Rochelle Pereira came with friends and her five-year-old daughter for the flag raising.
“Right from the time you’re in school is this something you would do from school so when you grow up you do the flag raising,” said Ms Pereira, 34, a UAE resident of eight years who is originally from Mumbai. “It's a simple thing but it has a lot of feeling.”
“My daughter’s been in the UAE since she was born so she sings [the UAE anthem] ishy bilady, so I’m trying to get her to learn about our national day.”
It will be a full day for the family. Ms Pereira and her family will visit the Catholic church in the evening for the Feast of the Assumption, which commemorates the ascension of the Virgin Mary into Heaven and falls on August 15.
The Hindu festival Raksha Bandhan also falls on Indian independence day this year. It celebrates sibling relationships.

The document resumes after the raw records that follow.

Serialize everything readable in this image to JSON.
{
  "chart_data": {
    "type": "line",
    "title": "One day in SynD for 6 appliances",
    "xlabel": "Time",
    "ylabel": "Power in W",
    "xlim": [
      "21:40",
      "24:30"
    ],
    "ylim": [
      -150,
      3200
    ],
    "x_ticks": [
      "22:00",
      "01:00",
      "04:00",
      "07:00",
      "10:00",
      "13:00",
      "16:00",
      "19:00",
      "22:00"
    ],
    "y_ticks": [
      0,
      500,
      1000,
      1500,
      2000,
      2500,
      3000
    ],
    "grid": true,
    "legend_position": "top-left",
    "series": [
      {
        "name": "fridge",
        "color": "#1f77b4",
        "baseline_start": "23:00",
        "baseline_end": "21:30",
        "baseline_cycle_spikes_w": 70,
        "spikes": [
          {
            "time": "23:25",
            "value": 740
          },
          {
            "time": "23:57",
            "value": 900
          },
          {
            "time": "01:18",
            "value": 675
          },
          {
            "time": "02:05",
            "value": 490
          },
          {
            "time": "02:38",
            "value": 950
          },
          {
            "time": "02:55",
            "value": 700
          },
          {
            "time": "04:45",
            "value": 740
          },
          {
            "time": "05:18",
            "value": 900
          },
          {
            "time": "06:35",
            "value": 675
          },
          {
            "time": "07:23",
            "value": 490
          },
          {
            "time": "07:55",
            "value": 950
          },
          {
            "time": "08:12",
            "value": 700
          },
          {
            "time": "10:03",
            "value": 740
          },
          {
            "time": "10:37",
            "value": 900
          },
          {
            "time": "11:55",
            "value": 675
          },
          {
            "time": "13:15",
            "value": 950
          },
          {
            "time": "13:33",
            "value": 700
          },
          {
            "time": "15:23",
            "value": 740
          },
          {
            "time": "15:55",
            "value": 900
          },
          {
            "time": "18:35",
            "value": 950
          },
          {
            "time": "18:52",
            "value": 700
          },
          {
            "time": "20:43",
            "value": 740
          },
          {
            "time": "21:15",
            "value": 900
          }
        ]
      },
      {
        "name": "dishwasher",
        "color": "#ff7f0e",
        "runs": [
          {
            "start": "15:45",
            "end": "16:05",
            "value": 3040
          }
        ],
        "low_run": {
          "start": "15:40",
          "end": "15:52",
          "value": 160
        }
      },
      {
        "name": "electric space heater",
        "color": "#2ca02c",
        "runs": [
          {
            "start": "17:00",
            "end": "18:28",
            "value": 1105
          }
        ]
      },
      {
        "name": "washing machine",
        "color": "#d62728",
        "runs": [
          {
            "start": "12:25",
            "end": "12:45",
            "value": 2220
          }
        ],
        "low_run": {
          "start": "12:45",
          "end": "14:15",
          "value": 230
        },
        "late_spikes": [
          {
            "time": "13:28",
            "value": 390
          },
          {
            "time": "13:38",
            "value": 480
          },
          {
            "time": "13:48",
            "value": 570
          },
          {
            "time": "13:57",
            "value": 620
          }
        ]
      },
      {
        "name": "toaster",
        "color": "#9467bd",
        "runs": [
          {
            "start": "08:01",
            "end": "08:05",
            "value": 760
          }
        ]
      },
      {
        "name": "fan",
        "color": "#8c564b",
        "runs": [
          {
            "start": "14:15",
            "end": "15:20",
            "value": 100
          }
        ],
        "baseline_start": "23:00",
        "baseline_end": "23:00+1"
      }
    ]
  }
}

The President, Sheikh Khalifa, sent a congratulatory message to the President of India, Ram Nath Kovin. Sheikh Mohammed bin Rashid, the Vice President and Ruler of Dubai, and Sheikh Mohamed bin Zayed, Crown Prince of Abu Dhabi and Deputy Supreme Commander of the UAE Armed Forces, also sent congratulations to President Kovind and to the Indian Prime Minister, Narendra Modi.
Independence day has special poignance for overseas residents, said Dubai resident Dhanush Acharya.
“It’s our Independence Day and we’re away from our country so that gives us the inspiration to come and be with our countrymen today,” said Mr Acharya, 30, an assistant manager born in Dubai. “When you’re away from your place, you actually know the importance of it.”
Yet the Gulf’s centuries old ties with South Asia mean the UAE can be a home away from home. Mr Acharya’s friend Ashish Singh said he did not feel any of the culture shock of coming to a foreign country when he moved from Delhi to Dubai a few years ago.
“Dubai is like a mini India,” said Mr Singh, a blockchain consultant. “Every type of Indian food you want is here, the people around you are Indians, you don’t feel like you are outside India.”
He will celebrate all day long.
“I’ll be celebrating in my office. It’s multinational and I’ve got an Indian flag and I’ll stick it up. Lunch for the office is on me today. Yesterday was Pakistan’s Independence Day and they did the same for us.”
His friend smiled. “That’s the advantage of Dubai,” said Mr Acharya. “We celebrate together.”